What I really want to do, however, is to visit the Burgess Shale, possibly the most important fossil field in the world, and among the oldest – it is from the Middle Cambrian period, around 500 million years ago. The weird and wonderful creatures, including the trilobites pictured here, were buried in an underwater avalanche of fine mud that preserved exceptionally fine details of the structure of their soft parts. It is a protected site, to which the public have access only through guided hikes. Unfortunately, these begin only in July. The Burgess Shale Geoscience Foundation has been very helpful and suggested it might be possible to attach ourselves to a special out-of-season hike if one is available. Fingers crossed. « Read the rest of this entry »

VOTE, VOTE, VOTE FOR ANTIGONE (AND FOR ME)

March 2, 2012 § 6 Comments

A pleasant surprise: My essay on ‘Antigone Across the Ages’ has been nominated for the 2012 3QD Arts and Literature Blog Prize. The full list of nominations is here. The field of 62 entries will be winnowed down to 20 by a public vote. The 20 then get narrowed to six by 3QD editors. And from the six the judge Gish Jen chooses the top three.

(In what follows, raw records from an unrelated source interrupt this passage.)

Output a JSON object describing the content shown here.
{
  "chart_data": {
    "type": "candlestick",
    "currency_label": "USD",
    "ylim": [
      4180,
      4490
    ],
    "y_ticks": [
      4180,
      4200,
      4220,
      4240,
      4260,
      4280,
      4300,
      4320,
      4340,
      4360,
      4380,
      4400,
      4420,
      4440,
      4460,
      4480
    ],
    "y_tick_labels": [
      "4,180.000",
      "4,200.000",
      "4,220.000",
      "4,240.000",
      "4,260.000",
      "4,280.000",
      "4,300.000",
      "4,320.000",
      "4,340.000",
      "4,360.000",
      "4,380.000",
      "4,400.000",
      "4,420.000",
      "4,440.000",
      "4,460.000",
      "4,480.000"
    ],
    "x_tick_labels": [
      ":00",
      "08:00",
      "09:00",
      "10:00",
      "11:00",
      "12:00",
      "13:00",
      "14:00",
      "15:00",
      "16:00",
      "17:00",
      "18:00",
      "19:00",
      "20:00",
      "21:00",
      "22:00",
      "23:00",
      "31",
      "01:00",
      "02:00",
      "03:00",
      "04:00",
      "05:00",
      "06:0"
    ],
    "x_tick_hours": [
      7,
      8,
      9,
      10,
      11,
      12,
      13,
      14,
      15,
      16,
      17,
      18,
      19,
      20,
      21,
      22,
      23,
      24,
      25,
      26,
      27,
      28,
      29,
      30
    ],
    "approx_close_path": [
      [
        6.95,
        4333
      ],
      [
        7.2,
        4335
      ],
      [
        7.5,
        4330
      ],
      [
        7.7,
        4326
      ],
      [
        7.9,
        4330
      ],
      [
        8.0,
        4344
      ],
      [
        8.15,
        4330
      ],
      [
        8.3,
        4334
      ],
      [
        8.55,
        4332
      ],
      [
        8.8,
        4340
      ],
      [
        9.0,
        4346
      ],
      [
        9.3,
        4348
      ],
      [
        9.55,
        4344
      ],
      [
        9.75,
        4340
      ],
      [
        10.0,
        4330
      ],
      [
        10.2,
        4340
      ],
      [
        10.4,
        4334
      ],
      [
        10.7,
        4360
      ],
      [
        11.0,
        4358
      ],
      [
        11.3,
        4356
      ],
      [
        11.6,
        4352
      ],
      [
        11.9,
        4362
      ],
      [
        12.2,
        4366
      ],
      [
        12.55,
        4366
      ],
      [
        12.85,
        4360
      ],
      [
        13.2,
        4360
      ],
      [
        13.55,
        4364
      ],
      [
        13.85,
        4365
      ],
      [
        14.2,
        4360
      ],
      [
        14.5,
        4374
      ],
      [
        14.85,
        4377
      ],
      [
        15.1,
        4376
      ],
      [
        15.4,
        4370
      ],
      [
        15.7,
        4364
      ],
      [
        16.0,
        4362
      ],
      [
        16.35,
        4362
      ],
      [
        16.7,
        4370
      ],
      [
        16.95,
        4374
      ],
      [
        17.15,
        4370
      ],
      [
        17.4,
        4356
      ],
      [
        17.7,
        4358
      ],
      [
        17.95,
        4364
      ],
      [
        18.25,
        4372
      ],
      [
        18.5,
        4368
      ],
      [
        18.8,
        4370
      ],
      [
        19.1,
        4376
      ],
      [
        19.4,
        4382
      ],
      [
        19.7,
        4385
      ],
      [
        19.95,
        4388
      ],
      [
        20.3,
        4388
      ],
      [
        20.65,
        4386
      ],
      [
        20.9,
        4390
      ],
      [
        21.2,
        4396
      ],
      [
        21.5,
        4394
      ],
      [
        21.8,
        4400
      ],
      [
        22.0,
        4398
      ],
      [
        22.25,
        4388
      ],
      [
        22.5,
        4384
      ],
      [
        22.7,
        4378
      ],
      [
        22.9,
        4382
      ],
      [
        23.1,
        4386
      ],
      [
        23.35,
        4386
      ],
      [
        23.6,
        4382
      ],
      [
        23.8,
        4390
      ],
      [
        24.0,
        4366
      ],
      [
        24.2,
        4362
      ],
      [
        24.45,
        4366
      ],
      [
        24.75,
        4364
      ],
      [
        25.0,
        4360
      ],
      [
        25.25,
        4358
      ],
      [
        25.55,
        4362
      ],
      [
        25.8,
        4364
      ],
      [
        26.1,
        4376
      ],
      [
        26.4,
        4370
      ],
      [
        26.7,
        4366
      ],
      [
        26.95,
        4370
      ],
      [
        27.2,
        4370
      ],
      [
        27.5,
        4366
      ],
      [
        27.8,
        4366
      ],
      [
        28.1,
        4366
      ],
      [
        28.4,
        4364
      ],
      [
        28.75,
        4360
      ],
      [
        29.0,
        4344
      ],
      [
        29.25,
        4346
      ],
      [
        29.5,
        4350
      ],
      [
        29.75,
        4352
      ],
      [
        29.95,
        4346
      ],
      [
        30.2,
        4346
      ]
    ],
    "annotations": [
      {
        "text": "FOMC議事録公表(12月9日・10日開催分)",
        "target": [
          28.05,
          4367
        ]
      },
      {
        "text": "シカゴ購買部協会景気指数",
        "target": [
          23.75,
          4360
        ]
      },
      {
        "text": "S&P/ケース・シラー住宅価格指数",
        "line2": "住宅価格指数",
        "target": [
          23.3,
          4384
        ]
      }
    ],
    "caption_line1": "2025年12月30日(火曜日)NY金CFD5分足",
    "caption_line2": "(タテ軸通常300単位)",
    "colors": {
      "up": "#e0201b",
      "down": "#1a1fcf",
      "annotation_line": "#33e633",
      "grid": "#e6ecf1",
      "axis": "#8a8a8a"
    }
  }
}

So do vote for me (the nominations are in alphabetical order of blog name, so my essay on Antigone languishes half way  down the list under ‘Pandaemonium’). Voting is only open till 6 March. Last year my essay on ‘Rethinking the Idea of “Christian Europe”‘ won the 3QD Politics and Social Science prize. So, who knows?

THERE MAY BE NO HIGGS BOSON YET. BUT PANDAEMONIUM HAS BECOME TOP QUARK.

December 19, 2011 § 4 Comments

Or rather my post on ‘Rethinking the Idea of ‘Christian Europe’” has. It has won the 3QD 2011 Politics and Social Sciences Blog Prize. My thanks to Three Quarks Daily, to the judge Stephen M Walt and to all those who voted for the essay in the first round.  In a week in which David Cameron again insisted on the rootedness of British culture and values in the Christian tradition, it is heartening to have won with an essay such as this. Congratulations, too, to David Graeber and Corey Robin, whose essays On the Origin of Money and Revolutionaries of the Right: The Deep Roots of Conservative Radicalism, respectively, were also 3QD winners.  Finally a word about Three Quarks Daily:  it is an indispensible site, the first one I look for every morning, a wonderful guide to some of the best and most original writing on the web. If it does not already nestle among your bookmarks, it should.

SOMETHING ELSE TO NUDGE

December 5, 2011 Comments Off

My essay on ‘Rethinking the Idea of “Christian Europe”‘ - the original post, not the subsequent New Humanist article - is in the running for the 3 Quarks Daily Politics and Social Science Prize (the full list of nominations is here). Over the next week 3QD readers can vote for their favourite post, reducing the field to 20. 3QD editors will then pick out their favourite six, from which this year’s judge, Stephen M Walt, will choose the top three. So go on, vote for my essay.  The nominated posts are in alphabetical order and ‘Rethinking the Idea of “Christian Europe”‘ is #30 on the list. My thanks in advance.

GIVE IT A NUDGE

November 23, 2011 Comments Off

My essay on ‘The Myths of Christian Europe’ has made it on to the leaderboard for The Browser’s best articles of October. But, there, it is currently languishing in mid-table, the West Brom of blog posts.

So, go on, vote for it, give it a nudge, propel it up the table. You might even perform an authentic miracle, turning West Brom into Man City.